Long-billed Marsh Wren
Short-billed Marsh Wren
LONG-BILLED MARSH WREN
Telmatodytes palustris palustris (Wilson)
Description.—Crown brown, bordered on sides with black; white line over eye; middle of back black streaked with white, rest of back brown; wings and tail barred with black; underparts white; sides reddish brown. Length: About 5 inches.
Range in Pennsylvania.—A migrant and summer resident in suitably marshy situations from latter April to early October. It is very local in occurrence.
Nest.—A globular, strongly built structure of grasses and cat-tail leaves, made while the materials are damp, and placed among weeds or rushes a few feet from ground or water; the entrance is on the side. Eggs: 5 to 9, dark brown, or light brown, heavily and finely spotted with darker brown.

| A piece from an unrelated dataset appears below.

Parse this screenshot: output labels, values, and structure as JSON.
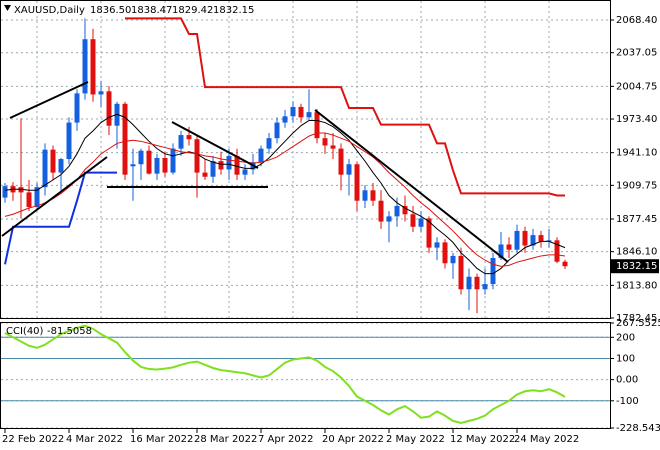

To find these wrens, wade out into the very heart of the marsh. Here the clackety songs of the nervous creatures announce to us that we are near the nest. We find three or four of these, but discover no eggs. Patient hunting finally reveals a set of eggs after we have located perhaps a dozen “dummy” nests.
BROWN CREEPER
Certhia familiaris americana Bonaparte
Description.—Climbs a tree-trunk like a woodpecker; smaller than an English Sparrow; bill curved like a wren’s. Plumage brown above, considerably streaked and otherwise marked with white, grayish, and darker brown; underparts grayish white; tail-feathers pointed and somewhat barred. Length: 4½ inches.
Range in Pennsylvania.—A common migrant in March and April and in September and October; occasional, sometimes common, in winter; a summer resident only at high altitudes or in northern counties.
Nest.—Of bark-strips, fibers, plant-down, and the like, placed under loose or curled bark, at from 6 to 20 feet from the ground, usually in a dense, low, woodland or wooded swamp. Eggs: 4 to 7, white, spotted with brown.
The Brown Creeper’s fine, lisping call is not always heard, even by the keenest ear. Its song is a delicate, warbler-like bit which I have syllabized as dee-dee, diddily, de-dwee. This bird begins his trunk-searching at the base of the tree; he ascends spirally, searching carefully as he jerks along and when he gets to the upper branches, he dives to the base of the next tree, to begin his ascent again.